A latch-up is considered a clean success if a driller locks it in within ten to twenty cycles of heave. Anything more than that is considered a bit of an embarrassment, even though it’s also probably the most common outcome. Maybe one out of a hundred attempts results in some significant damage. A driller who’s thinking about the one-in-a-hundred chance is going to have a hard time keeping his hand steady.
The Horizon heaved in the waves. The driller waited, waited, then made his move. A mile down, a connection was made. The Deepwater Horizon was off to an auspicious start. Everyone aboard had good reason to think the fog of bad luck that had shrouded Macondo had lifted at last.
KICKS
Mid-February 2010
Macondo Prospect
Marianas had left the crew of the Horizon a hole eighteen inches wide and encased by steel pipe and cement, extending 3,902 feet below the sea bottom. But they’d also left a hole of a different kind, a financial one. Even before the BOP breakdown and the hurricane, the Marianas had missed every deadline set for it, and after completing less than a fourth of the well, it had used up half the hoped-for budget.

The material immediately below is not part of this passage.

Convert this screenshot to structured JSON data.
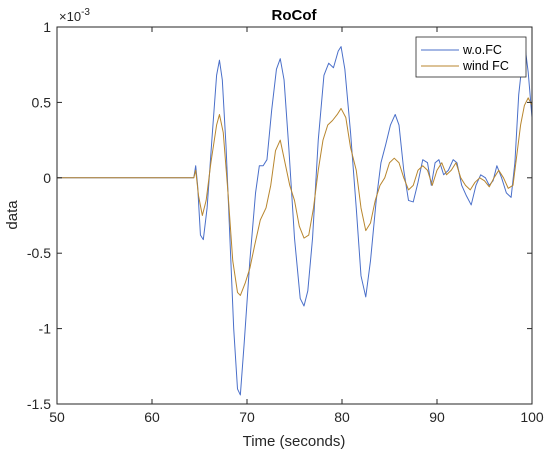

Now it was the Horizon’s turn to try to subdue Macondo.
According to the well plan, the rig’s first task would be to drill 2,500 feet farther and two inches narrower below the existing bottom and line the hole with sixteen-inch-diameter casing.
From its inception about two thousand years ago in China, the process by which human beings have drilled wells has always entailed impressive engineering—often unprecedented. In an astonishing spurt of ingenuity, driven by a desperate desire to retrieve deep deposits of brine water to produce salt—as essential to the
ancient Chinese as oil is to us today—salt miners developed many of the basic strategies used by modern drill hands. They built a derrick of bamboo to support a pulley system that allowed them to raise and drop a bamboo pipe fit with an array of heavy iron drill bits weighing as much as five hundred pounds or more. Several men would stand on a wooden plank set on a fulcrum to raise the drill string, then jump off to let it fall, pulverizing the rock in the well hole. When enough debris accumulated in the well, the drillers would drive down a hollow pipe with a leather flap on the bottom, which acted as a valve. The debris would push up into the pipe, then as the pipe was lifted from the hole, the weight of the debris would push the flap closed, keeping the dirt from falling out the bottom. As the well got deeper, more bamboo segments would be attached to the drill string. If the well walls began to crumble, segments of hollow tree trunks were driven into the hole to act as a casing.
The method used on the Horizon retained an impressive similarity. Bamboo has been switched out for steel in the derrick and the drill pipe, and the drill bits are diamond-encrusted, multi-headed swivels with holes spaced regularly along their extensions that spurt oil-based drilling lubricant called “mud.” Instead of just letting the drill bit fall, the 112,000-pound top drive assembly can spin and drive the drill bit into solid rock at anywhere from 40 to 200 revolutions per minute while exerting a downward pressure of up to 20,000 pounds or more. There are a wide variety of bits for different uses and conditions, but one deep-sea bit, encrusted with synthetic industrial diamonds (diamonds created in a laboratory but with all the hardness of natural diamonds), can cost over a million dollars.